When your kids see you visit the ATM, a bank teller, or the cashier at a supermarket and receive money back, they may not understand where the money comes from. Children are never too young to teach them financial skills, and even toddlers can understand the relationship between money and objects. Explore some ways you can lead by example and teach kids to manage money.
Image via Flickr by Michael Covel
Parents are the top influence on children’s financial habits. Turn everyday shopping into teachable moments. Why do you buy one brand instead of another? Teach that price isn’t the only reason, but quantity and quality count, too. Children grasp money concepts by observing how their parents handle bank accounts and money matters. By age 7, most children money’s habits are already set.
Let children learn good habits by teaching them to handle their own money. Whether they get an allowance or receive money on special occasions, kids learn best by doing. Teach them about budgeting and letting them see that you have enough money to buy one toy, but not two, for example.
Teach children delayed gratification by giving them an example they can understand. Do you want to buy a store-bought frozen pizza or make a fresh one at home? While making the food at home takes longer, the taste will be better than a frozen one. Saving up for an item your child wants is better than settling for a less expensive one now.
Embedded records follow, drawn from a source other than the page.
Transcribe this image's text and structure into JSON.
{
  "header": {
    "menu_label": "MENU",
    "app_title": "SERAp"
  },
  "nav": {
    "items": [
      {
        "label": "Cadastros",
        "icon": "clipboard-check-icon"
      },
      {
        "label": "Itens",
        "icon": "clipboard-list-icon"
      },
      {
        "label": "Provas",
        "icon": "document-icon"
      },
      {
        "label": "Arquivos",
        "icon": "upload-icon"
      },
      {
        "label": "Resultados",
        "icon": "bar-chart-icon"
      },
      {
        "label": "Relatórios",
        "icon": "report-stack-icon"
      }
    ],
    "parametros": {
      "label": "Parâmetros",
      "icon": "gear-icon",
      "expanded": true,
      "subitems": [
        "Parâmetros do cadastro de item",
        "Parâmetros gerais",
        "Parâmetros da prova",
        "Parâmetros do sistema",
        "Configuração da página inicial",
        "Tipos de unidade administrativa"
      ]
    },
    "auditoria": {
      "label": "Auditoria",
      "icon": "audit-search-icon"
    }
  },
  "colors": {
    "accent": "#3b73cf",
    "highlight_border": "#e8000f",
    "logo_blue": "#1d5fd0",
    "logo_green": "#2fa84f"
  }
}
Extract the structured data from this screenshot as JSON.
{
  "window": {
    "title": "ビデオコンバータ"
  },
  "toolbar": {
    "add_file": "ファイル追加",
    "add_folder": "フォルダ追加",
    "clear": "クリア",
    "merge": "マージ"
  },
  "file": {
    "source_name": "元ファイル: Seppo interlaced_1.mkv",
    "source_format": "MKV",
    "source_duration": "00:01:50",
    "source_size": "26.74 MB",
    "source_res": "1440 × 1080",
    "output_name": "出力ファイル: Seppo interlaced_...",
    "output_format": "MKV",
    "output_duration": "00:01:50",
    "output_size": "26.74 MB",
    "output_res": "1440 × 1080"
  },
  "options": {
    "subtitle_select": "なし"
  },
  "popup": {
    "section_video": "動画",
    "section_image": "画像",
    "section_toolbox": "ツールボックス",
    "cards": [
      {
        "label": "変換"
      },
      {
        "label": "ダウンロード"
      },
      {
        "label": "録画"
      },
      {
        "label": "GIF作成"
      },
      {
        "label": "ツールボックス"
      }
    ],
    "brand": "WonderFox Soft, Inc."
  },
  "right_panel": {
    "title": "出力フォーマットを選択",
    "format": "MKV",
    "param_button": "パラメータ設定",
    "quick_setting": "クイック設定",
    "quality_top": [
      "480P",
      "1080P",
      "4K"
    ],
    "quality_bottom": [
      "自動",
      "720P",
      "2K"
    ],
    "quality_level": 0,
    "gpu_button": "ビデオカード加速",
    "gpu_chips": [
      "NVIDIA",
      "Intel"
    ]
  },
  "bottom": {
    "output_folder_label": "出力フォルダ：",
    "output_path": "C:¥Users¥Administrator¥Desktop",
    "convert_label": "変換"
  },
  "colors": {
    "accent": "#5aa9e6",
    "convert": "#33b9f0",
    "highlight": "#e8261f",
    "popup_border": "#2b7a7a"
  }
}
From the beginning, teach children to track where the money goes. Use a notebook or a computer spreadsheet to teach children to record their money. An old file folder or small box offers a convenient receipt holder for kids. These actions are ways you can teach them skills for balancing checkbooks later in life.
Explain to your child about savings accounts and how interest works. Encourage savings with the three-jar system. When your child receives money, divide the money equally among three jars. Label the jars, saving, spending, and sharing with the less fortunate. Once your child saves a small amount, open a savings account that pays interest. Learning how interest works for and against you is an important concept.
Enforce the idea that everything has a price. When your children spend their own money on items, make them pay for their purchases. Your children can clearly see the money they have been reduced as they pay for objects or services. Let your children decide how to spend their own money and teach them about prioritizing. Having a limited amount of money can help your children decide what is most important to them.
As children become teenagers, they should take on more fiscal responsibility. Let them pay for their own gas or cell phone. Making tough decisions about what to spend is part of growing up. Is it more important to buy new shoes or put gas in the car? The valuable life lessons you teach them now can help your children grow to become responsible adults.